Ma il modus operandi per l’acquisizione delle proprietà non passa soltanto attraverso l’uso della forza, o delle transazioni commerciali: si è prodotto, in passato, anche attraverso l’occupazione, che potremmo considerare ABUSIVA, di territori che appartenevano a TUTTI e a NESSUNO, ma che sono stati incamerati da privati che hanno reclamato il possesso di territori di nessuno, solo perché occupati da loro per primi. Basti ricordare la conquista dei territori nordamericani, sottratti ai nativi che li occupavano senza reclamare confini. Ma anche dalle nostre parti non è stato così diverso: appare evidente sui territori alpini, dove la natura selvaggia e poco abitabile offriva soltanto legname, poco pascolo per le greggi e poco terreno coltivabile. Territori abitati da poca gente che viveva poveramente di quel poco che poteva ricavare dalla terra, e che ha occupato aree di territorio per coltivarle o pascolare le greggi, stabilendo rapporti di vicinato con confini determinati da mutui accordi di non interferenza.
Aree molto vaste, ovunque potessero estendersi le capacità di sfruttamento dei nuclei familiari che abitavano quei territori.
Poco alla volta questi territori occupati sono stati trasformati in proprietà, indivisibili, come in Alto Adige, con il famoso sistema del “maso chiuso”, o divisibili, come altrove sulle Alpi.

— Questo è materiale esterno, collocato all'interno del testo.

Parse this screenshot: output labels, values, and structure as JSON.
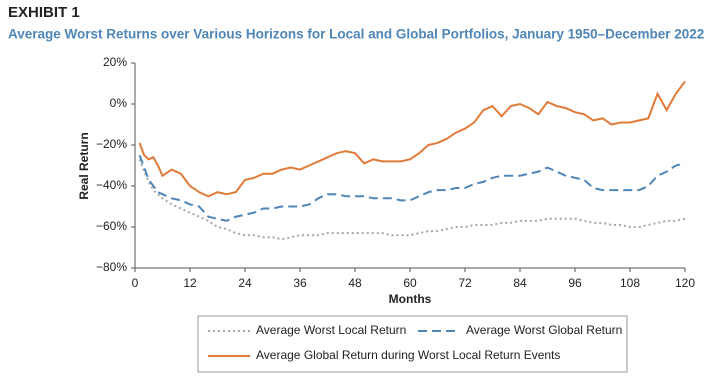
{
  "chart_data": {
    "type": "line",
    "title": "EXHIBIT 1",
    "subtitle": "Average Worst Returns over Various Horizons for Local and Global Portfolios, January 1950–December 2022",
    "x_label": "Months",
    "y_label": "Real Return",
    "x": [
      1,
      2,
      3,
      4,
      5,
      6,
      8,
      10,
      12,
      14,
      16,
      18,
      20,
      22,
      24,
      26,
      28,
      30,
      32,
      34,
      36,
      38,
      40,
      42,
      44,
      46,
      48,
      50,
      52,
      54,
      56,
      58,
      60,
      62,
      64,
      66,
      68,
      70,
      72,
      74,
      76,
      78,
      80,
      82,
      84,
      86,
      88,
      90,
      92,
      94,
      96,
      98,
      100,
      102,
      104,
      106,
      108,
      110,
      112,
      114,
      116,
      118,
      120
    ],
    "series": [
      {
        "name": "Average Worst Local Return",
        "color": "#a6a6a6",
        "dash": "dotted",
        "values": [
          -27,
          -33,
          -38,
          -42,
          -44,
          -46,
          -49,
          -51,
          -53,
          -55,
          -57,
          -60,
          -61,
          -63,
          -64,
          -64,
          -65,
          -65,
          -66,
          -65,
          -64,
          -64,
          -64,
          -63,
          -63,
          -63,
          -63,
          -63,
          -63,
          -63,
          -64,
          -64,
          -64,
          -63,
          -62,
          -62,
          -61,
          -60,
          -60,
          -59,
          -59,
          -59,
          -58,
          -58,
          -57,
          -57,
          -57,
          -56,
          -56,
          -56,
          -56,
          -57,
          -58,
          -58,
          -59,
          -59,
          -60,
          -60,
          -59,
          -58,
          -57,
          -57,
          -56
        ]
      },
      {
        "name": "Average Worst Global Return",
        "color": "#4f86b8",
        "dash": "dashed",
        "values": [
          -25,
          -31,
          -37,
          -40,
          -43,
          -44,
          -46,
          -47,
          -49,
          -50,
          -55,
          -56,
          -57,
          -55,
          -54,
          -53,
          -51,
          -51,
          -50,
          -50,
          -50,
          -49,
          -46,
          -44,
          -44,
          -45,
          -45,
          -45,
          -46,
          -46,
          -46,
          -47,
          -47,
          -45,
          -43,
          -42,
          -42,
          -41,
          -41,
          -39,
          -38,
          -36,
          -35,
          -35,
          -35,
          -34,
          -33,
          -31,
          -33,
          -35,
          -36,
          -37,
          -41,
          -42,
          -42,
          -42,
          -42,
          -42,
          -40,
          -35,
          -33,
          -30,
          -29
        ]
      },
      {
        "name": "Average Global Return during Worst Local Return Events",
        "color": "#e07b39",
        "dash": "solid",
        "values": [
          -19,
          -25,
          -27,
          -26,
          -30,
          -35,
          -32,
          -34,
          -40,
          -43,
          -45,
          -43,
          -44,
          -43,
          -37,
          -36,
          -34,
          -34,
          -32,
          -31,
          -32,
          -30,
          -28,
          -26,
          -24,
          -23,
          -24,
          -29,
          -27,
          -28,
          -28,
          -28,
          -27,
          -24,
          -20,
          -19,
          -17,
          -14,
          -12,
          -9,
          -3,
          -1,
          -6,
          -1,
          0,
          -2,
          -5,
          1,
          -1,
          -2,
          -4,
          -5,
          -8,
          -7,
          -10,
          -9,
          -9,
          -8,
          -7,
          5,
          -3,
          5,
          11
        ]
      }
    ],
    "xlim": [
      0,
      120
    ],
    "xticks": [
      0,
      12,
      24,
      36,
      48,
      60,
      72,
      84,
      96,
      108,
      120
    ],
    "ylim": [
      -80,
      20
    ],
    "yticks": [
      {
        "value": 20,
        "label": "20%"
      },
      {
        "value": 0,
        "label": "0%"
      },
      {
        "value": -20,
        "label": "−20%"
      },
      {
        "value": -40,
        "label": "−40%"
      },
      {
        "value": -60,
        "label": "−60%"
      },
      {
        "value": -80,
        "label": "−80%"
      }
    ],
    "grid": false
  }
}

E veniamo a chi nasce ai giorni nostri: si trova davanti un mondo in cui ogni cosa appartiene a qualcuno, magari da secoli, in chiave ereditaria, ed ogni spazio è precluso, salvo comprarlo con soldoni sonanti, se sei in grado di produrli, o anche tu li hai ereditati.
Grazie a questi meccanismi esistono aree vaste del nostro paese, ed altrove nel mondo, che invece di essere DI TUTTI, a disposizione di tutti, appartengono a qualcuno, in esclusiva, sottraendo magari alla fruizione pubblica alcune perle del territorio, come troppo spesso accade sulle più belle coste italiane.

Nei decenni scorsi alcune amministrazioni pubbliche hanno cercato di opporsi alla colonizzazione del territorio in località di pubblico interesse, come sulla costa della Sardegna, ad esempio, dove non si può più edificare a ridosso delle spiagge.
La condizione delle proprietà fondiarie, tuttavia, resta fortemente condizionata dal passato, ed è difficile, ormai, rimediare all’arbitrio dei secoli scorsi. Così può capitare di passeggiare in un bosco senza sapere che quel bosco APPARTIENE A QUALCUNO, che di quella proprietà, magari, non sa neppure che farsene, se non è suscettibile di un qualche sfruttamento.
Ma vale anche per grandi aree agricole, terreno coltivabile, che non si trova ovunque, oppure edificabile, anche questo raro, che non è accessibile ai nuovi nati, a meno di disporre di risorse economiche ragguardevoli. I LATIFONDI, eredità del passato, in possesso ai grandi proprietari terrieri di derivazione nobiliare, sono in buona misura scomparsi, frazionati, distribuiti, a titolo oneroso ed a vantaggio dei proprietari originari, ma con le colture intensive anche molti fondi odierni appaiono come latifondi a chi mai volesse intraprendere una attività agricola partendo dal niente, come fecero i nostri padri.

Per concludere, si, la proprietà individuale è importante, essenziale al vivere, e va difesa, ma NON è SACRA, bensì subordinata all’interesse collettivo della società civile che permette al privato di vivere e svilupparsi e godere del suo, cosa che, come individuo isolato, al di fuori di un qualsiasi contesto sociale, non potrebbe mai fare.